MDMA, also known as Ecstasy or Molly, is a common recreational drug. The effects on the user include feelings of increased energy, euphoria, emotional warmth, and distortions in time perception and sensory experiences. The most common ways to take MDMA are orally through tablets or capsules.
There are various possible side effects including jaw tension, grinding of the teeth, increase in body temperature leading to muscle cramping and thirst. It is possible for users to cause serious damage, sometimes fatal, from overheating or drinking too much water while under the influence of MDMA.
However, it is not just the immediate side effects and dangers that users must consider. It is also the long-term impact that it can have on your brain. If you are concerned about the impact of regular MDMA use, you should consider addiction treatments.
So, what happens to your brain if you abuse MDMA (Ecstasy/Molly)?
What Happens To Your Brain When You Take MDMA?
The initial effects of MDMA are caused by neurotransmitters in your brain. When you first take MDMA, it enters your bloodstream and travels to your brain. It then causes the release of three neurotransmitters: dopamine, norepinephrine, and serotonin. This causes feelings of happiness and energy, which are important parts of MDMA’s role in recreational drug use.
When levels of these neurotransmitters drop, you will experience the negative effects associated with taking MDMA. These include confusion, anxiety, depression, and an overall feeling of fatigue. The ‘comedown’ or ‘hangover’ that people experience from MDMA happens because large amounts of neurotransmitters are released in one go, leaving the brain depleted afterward. The lack of serotonin, in particular, can lead to feelings of depression.
It is common for users to take more ecstasy after this happens. However, doing so can increase the severity of its adverse effects on your brain function. Taking large amounts at once could lead to seizures or even death. Additionally, taking too much can prolong both positive and negative experiences – leading to problems that last days or weeks following usage.
What Are The Long-Term Effects Of Regular MDMA Use?
When you take MDMA, your brain chemistry is altered and the brain is forced to release large amounts of neurotransmitters. Over time, with regular use, this can have a serious impact. Firstly, it can deplete the overall levels of these compounds in the brain. With less overall serotonin and dopamine in the brain, users are likely to experience problems with depression, anxiety, confusion, memory loss, and aggression.

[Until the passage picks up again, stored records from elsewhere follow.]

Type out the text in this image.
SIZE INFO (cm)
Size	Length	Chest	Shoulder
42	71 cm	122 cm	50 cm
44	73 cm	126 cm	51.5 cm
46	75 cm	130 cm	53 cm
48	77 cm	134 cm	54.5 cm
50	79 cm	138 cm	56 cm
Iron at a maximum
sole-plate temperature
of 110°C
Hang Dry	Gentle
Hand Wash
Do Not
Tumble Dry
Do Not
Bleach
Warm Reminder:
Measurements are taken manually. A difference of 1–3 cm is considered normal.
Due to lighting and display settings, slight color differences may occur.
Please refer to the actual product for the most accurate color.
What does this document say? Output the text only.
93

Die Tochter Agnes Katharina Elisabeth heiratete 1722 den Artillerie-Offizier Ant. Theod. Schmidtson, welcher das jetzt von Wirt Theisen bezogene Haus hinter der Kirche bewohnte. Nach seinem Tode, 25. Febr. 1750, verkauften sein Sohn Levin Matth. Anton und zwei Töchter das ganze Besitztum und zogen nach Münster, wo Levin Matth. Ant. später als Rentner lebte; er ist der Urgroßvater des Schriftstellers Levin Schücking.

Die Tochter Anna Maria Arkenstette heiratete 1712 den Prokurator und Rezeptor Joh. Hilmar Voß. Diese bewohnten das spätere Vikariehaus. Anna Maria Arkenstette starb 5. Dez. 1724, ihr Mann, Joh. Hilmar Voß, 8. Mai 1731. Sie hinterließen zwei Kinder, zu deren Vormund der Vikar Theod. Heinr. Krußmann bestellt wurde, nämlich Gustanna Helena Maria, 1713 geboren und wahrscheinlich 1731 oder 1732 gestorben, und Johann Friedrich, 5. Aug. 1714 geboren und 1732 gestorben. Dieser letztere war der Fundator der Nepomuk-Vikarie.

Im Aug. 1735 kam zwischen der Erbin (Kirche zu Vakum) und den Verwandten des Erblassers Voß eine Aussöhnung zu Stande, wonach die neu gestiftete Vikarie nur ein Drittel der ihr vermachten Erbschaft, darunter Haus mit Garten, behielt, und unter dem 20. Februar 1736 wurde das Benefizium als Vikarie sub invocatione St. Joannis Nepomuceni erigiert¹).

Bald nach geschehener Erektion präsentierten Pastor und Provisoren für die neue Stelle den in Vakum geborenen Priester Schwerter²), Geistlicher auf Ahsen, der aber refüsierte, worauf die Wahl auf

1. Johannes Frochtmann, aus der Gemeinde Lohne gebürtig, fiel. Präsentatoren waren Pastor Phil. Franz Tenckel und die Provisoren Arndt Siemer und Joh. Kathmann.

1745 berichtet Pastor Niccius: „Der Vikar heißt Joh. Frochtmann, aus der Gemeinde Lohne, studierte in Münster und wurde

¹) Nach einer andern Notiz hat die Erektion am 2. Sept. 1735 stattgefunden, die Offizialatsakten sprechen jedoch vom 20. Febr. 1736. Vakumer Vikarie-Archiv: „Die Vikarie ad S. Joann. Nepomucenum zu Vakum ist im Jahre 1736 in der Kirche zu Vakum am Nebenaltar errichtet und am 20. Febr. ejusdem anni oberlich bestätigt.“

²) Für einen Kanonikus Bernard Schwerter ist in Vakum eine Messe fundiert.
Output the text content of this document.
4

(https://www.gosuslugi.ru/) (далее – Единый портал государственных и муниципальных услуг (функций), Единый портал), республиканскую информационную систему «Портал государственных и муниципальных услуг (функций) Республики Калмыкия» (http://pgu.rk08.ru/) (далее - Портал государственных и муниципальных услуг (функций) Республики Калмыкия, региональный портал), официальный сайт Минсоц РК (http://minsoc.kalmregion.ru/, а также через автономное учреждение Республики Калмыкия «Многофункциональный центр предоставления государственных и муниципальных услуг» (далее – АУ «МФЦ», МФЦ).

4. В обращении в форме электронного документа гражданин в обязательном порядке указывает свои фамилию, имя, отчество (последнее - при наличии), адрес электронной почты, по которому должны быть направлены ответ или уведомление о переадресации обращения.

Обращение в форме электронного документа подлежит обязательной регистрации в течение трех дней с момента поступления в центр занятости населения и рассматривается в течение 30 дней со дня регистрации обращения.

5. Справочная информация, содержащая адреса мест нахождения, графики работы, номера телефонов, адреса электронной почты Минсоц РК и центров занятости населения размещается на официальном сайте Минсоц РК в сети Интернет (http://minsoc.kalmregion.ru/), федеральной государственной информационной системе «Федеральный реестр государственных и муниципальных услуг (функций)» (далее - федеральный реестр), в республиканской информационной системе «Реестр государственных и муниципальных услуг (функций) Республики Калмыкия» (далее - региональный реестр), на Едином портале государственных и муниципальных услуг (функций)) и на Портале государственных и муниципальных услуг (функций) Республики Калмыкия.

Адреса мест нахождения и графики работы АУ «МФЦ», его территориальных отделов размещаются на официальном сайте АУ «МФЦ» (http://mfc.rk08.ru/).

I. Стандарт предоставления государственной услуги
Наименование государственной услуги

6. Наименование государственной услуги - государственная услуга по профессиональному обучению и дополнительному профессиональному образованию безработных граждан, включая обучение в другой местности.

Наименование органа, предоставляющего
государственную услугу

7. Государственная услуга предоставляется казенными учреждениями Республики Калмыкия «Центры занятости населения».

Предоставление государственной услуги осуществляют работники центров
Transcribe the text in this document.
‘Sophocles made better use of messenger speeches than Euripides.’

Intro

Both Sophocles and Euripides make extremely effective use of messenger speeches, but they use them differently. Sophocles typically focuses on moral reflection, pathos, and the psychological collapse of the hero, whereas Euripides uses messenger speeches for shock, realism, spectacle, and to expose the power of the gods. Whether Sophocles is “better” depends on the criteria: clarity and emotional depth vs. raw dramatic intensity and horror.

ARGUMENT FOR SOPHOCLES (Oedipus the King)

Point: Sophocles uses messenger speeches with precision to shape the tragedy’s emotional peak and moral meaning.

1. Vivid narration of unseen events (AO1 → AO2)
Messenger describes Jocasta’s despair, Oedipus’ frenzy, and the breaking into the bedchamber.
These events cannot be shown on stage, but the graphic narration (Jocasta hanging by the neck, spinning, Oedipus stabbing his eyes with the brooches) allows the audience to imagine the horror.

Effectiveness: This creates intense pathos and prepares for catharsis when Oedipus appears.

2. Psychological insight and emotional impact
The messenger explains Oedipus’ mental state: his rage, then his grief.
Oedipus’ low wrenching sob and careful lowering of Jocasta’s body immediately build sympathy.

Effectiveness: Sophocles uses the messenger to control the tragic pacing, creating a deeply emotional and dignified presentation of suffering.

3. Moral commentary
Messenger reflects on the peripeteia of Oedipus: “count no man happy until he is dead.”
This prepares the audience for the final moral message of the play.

Regular MDMA use can also impact the way that neurotransmitters in the brain work. The reward systems in the brain can become reliant on the drug to release neurotransmitters, meaning that users are unable to feel happy and content unless they are taking MDMA. Taking the same amount as before will not give them feelings of euphoria, it will simply release normal amounts of serotonin. This leads to increased tolerance and causes people to keep taking larger amounts.
As your brain chemistry is rewired and you become reliant on MDMA to experience positive emotions, addiction can quickly develop. The feelings of depression and anxiety that arise as a result of the brain having insufficient serotonin can be difficult to handle, leading people to take more MDMA. This causes addiction and gives rise to a cycle of mental health issues and substance abuse. Anybody that finds themselves in this position must seek treatment for their substance abuse problems right away.
How Can You Manage MDMA Addiction?
MDMA is often thought of as a ‘safer’ alternative to other substances like cocaine and people think that it is less addictive. However, that is not the case and anybody experiencing problems with their MDMA use should be admitted to a treatment program right away.
The common signs of MDMA addiction include:
- Regular MDMA use
- Withdrawing from social events that don’t involve MDMA use
- Depression and anxiety
- Financial problems
- Attempting to justify their MDMA use, often by comparing it to other drugs like cocaine or heroin
These symptoms point to addiction and it is important that users seek advice right away. Many people with MDMA addictions are still able to hold down a job as the nature of the drug means it is a more social, nighttime activity. So, intensive outpatient programs are usually the best option. Addicts can get the help they need without having to be admitted to a full-time rehab facility.
For people that struggle to get to a treatment facility or have other responsibilities at home, telemedicine options are perfect.
No matter how serious your substance abuse problems are, there are always treatment options available to you. So, if you or somebody close to you are a regular MDMA user, seek professional treatment right away.